2016: Ego vs. Idea
Hillary Clinton’s campaign is what happened at my small, private company when it was bought out by a global corporation.
The private company I worked for celebrated individual responsibility, with the mission statement: see how far ideas can take you.
It was a world that understood that the best idea can come from anyone, anywhere. It didn’t matter your title or position or salary or ranking in the bonus structure: if your idea was best, it won. On its own merit. Not yours.
When we were bought out, everything rapidly changed. Everyone at the top was replaced by people famous in their own worlds. The rest of us stuck it out or bailed. I stuck it out.
From a place that promoted ideas, the company became a place that promoted personalities — or, more specifically, names. If your idea won, it was because it was yours, not because of its merit.
From #imwithher to #lovetrumpshate, Secretary Clinton’s campaign was a place that rewarded ego, not idea.

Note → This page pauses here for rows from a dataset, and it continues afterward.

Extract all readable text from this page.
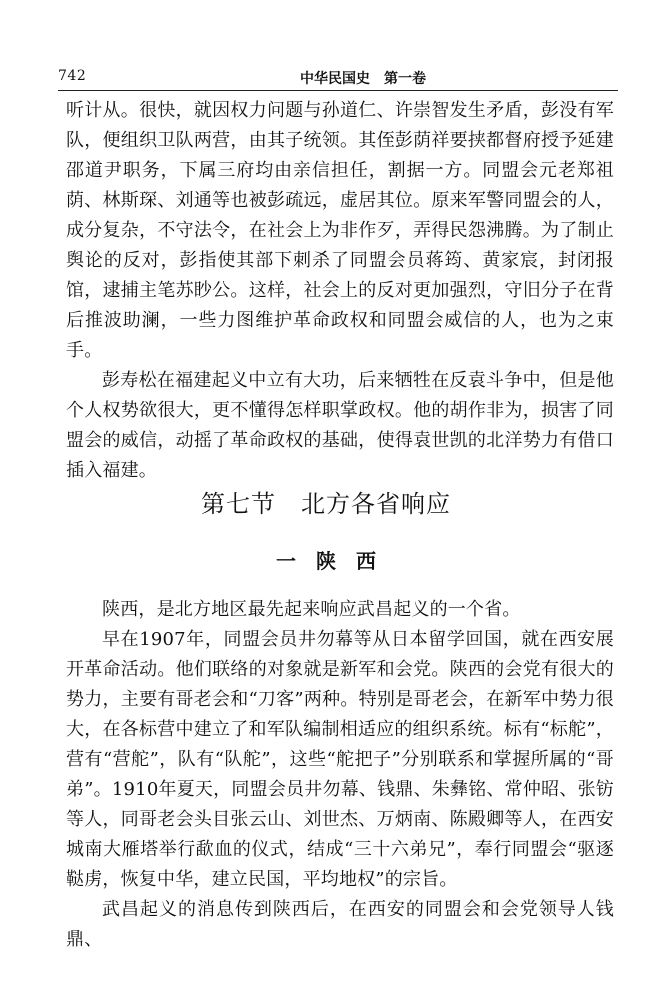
742	中华民国史　第一卷

听计从。很快，就因权力问题与孙道仁、许崇智发生矛盾，彭没有军队，便组织卫队两营，由其子统领。其侄彭荫祥要挟都督府授予延建邵道尹职务，下属三府均由亲信担任，割据一方。同盟会元老郑祖荫、林斯琛、刘通等也被彭疏远，虚居其位。原来军警同盟会的人，成分复杂，不守法令，在社会上为非作歹，弄得民怨沸腾。为了制止舆论的反对，彭指使其部下刺杀了同盟会员蒋筠、黄家宸，封闭报馆，逮捕主笔苏眇公。这样，社会上的反对更加强烈，守旧分子在背后推波助澜，一些力图维护革命政权和同盟会威信的人，也为之束手。

彭寿松在福建起义中立有大功，后来牺牲在反袁斗争中，但是他个人权势欲很大，更不懂得怎样职掌政权。他的胡作非为，损害了同盟会的威信，动摇了革命政权的基础，使得袁世凯的北洋势力有借口插入福建。

第七节　北方各省响应
一　陕　西

陕西，是北方地区最先起来响应武昌起义的一个省。

早在1907年，同盟会员井勿幕等从日本留学回国，就在西安展开革命活动。他们联络的对象就是新军和会党。陕西的会党有很大的势力，主要有哥老会和“刀客”两种。特别是哥老会，在新军中势力很大，在各标营中建立了和军队编制相适应的组织系统。标有“标舵”，营有“营舵”，队有“队舵”，这些“舵把子”分别联系和掌握所属的“哥弟”。1910年夏天，同盟会员井勿幕、钱鼎、朱彝铭、常仲昭、张钫等人，同哥老会头目张云山、刘世杰、万炳南、陈殿卿等人，在西安城南大雁塔举行歃血的仪式，结成“三十六弟兄”，奉行同盟会“驱逐鞑虏，恢复中华，建立民国，平均地权”的宗旨。

武昌起义的消息传到陕西后，在西安的同盟会和会党领导人钱鼎、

When you’re a name going up against a name, you better have some damn good ideas.
Instead of ideas, Clinton went with insults and threats. Instead of engaging voters, Clinton hosted expensive and fancy fundraisers.
Don’t get me wrong — I give a shit about what people like Katy Perry think. I even get to hear it on the local radio station behind the conversation about harvest and hunting spots old men are holding at the Greek restaurant on weekdays before 8 am.
Did this election decide whether The Boss is still the working class hero for the people in little pink houses (Johnny Cougar is my forever working class hero)?
Running on the merits of your name is a little more difficult when a large percentage of Americans think your name means failure. Certainly this argument can be made against both candidates, but President-elect Trump ran on ideas.
If soon-to-be President Trump ran on only one idea, it was America First.
What was Hillary’s answer? Stronger Together.
If we’re going to pretend that she ran on that idea, then she did a terrible job convincing voters that America would be made stronger by anything other than globalism.
I would argue she didn’t try. Because she didn’t have to. Because 8 years of President Obama had turned the US into a global corporation — one that she is not even uniquely qualified to lead by my description above.
I am still at the global corporation, but have since moved to a team that values what I’d taken for granted at the private company: integrity.
In this election, ideas fought (no thanks to Secretary Clinton’s campaign of backrubs and gloating) and America won.
The American Dream is rooted in individualism: that you can make for yourself a life that you can be proud of. Americans do that through work. Not ego.